Médicamenteux

Avant de parler de traitement médicamenteux, il faut quand même souligner une chose importante : aucun traitement médicamenteux ne peut guérir l'endométriose mais il est important de prendre une pilule qui sera prise en continu afin de limiter l'évolution de l'endométriose.
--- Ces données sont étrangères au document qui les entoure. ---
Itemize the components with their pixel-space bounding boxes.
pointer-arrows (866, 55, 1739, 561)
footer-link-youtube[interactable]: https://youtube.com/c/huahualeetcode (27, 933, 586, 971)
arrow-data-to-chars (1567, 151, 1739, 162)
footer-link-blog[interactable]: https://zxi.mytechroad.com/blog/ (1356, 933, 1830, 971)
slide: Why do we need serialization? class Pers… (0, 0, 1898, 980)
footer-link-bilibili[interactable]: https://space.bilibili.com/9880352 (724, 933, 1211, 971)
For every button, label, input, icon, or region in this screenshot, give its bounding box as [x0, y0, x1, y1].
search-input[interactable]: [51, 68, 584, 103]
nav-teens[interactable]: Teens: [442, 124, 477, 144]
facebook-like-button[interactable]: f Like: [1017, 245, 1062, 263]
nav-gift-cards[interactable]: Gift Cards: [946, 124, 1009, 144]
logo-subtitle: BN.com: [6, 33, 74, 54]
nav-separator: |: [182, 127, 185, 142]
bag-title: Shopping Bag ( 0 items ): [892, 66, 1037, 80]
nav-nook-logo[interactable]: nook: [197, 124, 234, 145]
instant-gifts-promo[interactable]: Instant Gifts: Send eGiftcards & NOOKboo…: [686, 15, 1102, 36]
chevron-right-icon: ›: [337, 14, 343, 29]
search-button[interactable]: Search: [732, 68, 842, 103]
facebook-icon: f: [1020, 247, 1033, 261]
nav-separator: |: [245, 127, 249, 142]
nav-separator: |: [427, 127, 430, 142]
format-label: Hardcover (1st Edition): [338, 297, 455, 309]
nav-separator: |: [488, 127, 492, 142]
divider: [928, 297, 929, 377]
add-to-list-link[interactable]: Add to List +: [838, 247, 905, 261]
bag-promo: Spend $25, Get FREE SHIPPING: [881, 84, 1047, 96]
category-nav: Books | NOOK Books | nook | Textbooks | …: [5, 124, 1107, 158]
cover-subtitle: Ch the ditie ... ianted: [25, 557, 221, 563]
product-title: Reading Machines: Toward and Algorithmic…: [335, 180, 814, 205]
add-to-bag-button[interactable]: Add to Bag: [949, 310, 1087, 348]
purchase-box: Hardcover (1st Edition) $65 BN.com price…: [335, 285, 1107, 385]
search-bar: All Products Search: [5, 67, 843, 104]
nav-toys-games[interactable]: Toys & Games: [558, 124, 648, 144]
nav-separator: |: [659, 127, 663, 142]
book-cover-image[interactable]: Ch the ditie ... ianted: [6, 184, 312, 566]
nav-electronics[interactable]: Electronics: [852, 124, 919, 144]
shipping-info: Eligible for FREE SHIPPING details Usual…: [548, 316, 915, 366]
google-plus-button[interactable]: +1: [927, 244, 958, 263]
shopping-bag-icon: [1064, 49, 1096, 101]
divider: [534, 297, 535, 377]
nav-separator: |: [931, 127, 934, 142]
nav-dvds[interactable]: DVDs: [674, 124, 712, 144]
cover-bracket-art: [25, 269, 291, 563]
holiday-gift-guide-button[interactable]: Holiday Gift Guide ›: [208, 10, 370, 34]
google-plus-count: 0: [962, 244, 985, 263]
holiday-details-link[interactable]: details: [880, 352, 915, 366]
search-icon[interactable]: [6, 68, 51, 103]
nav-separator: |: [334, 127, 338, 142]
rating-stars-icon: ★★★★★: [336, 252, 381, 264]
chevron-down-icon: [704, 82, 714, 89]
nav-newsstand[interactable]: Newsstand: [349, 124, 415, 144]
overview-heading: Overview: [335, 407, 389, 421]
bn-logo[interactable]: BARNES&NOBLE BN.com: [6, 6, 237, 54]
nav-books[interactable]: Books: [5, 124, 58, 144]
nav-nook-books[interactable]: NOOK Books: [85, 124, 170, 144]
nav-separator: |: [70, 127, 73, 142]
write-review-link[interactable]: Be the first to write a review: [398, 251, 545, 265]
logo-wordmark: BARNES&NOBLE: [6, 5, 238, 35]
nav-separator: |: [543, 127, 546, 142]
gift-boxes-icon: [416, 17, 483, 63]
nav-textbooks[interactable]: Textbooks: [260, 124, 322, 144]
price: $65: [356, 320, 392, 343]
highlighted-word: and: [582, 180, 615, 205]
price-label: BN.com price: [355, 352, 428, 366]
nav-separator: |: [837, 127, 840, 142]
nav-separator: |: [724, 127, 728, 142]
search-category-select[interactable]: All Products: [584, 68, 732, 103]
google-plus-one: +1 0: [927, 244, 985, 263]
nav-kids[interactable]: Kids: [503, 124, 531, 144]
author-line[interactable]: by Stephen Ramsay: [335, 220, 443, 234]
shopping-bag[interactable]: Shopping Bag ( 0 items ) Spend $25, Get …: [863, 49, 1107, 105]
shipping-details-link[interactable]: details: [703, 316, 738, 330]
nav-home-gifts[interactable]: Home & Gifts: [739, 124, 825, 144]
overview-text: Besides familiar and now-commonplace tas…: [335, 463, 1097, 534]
Les traitements les plus utilisés : 

  •   Analogues agonistes GnRH (énantone, décapeptyl, danazol...) qui servent à mettre en ménopause artificielle  "ne devant pas être prescrit plus de 6 mois dans toute une vie" ;
  • Pilule progestative tels que lutéran, lutényl, surgestone... ; qui sera prise en continue afin que la patiente n'est plus de règles;
  • Stérilet de type mirena.
  • Les AINS (anti-inflammatoire), bien respecter la posologie indiqué par votre médecin ainsi que sa durée. Ils peuvent être très dangereux si ils sont mal utilisé ou pris sur une longue durée.
  • Les antalgiques.

La prise en charge de la douleur peut se faire dans des centres spécialisé en douleur comme les soins palliatifs, cette prise en charge doit être faite si les traitements proposés par votre médecin généraliste ou gynécologue ne vous conviennent pas.

 

Nous lisons actuellement beaucoup de choses concernant les analogues agonistes GnRH, il est donc pour nous important de vous informer sur les recommandations faites sur ses traitements.

A la demande de la CNAMTS (Caisse Nationale d'Assurance Maladie des Travailleurs Salariés), l'AFSAPS a donc proposé des recommandations sur les traitements médicamenteux de l'endométriose. Pour plus de transparence vous pouvez consulter le site de l'AFSAPS et taper le mot endométriose dans leur moteur de recherche.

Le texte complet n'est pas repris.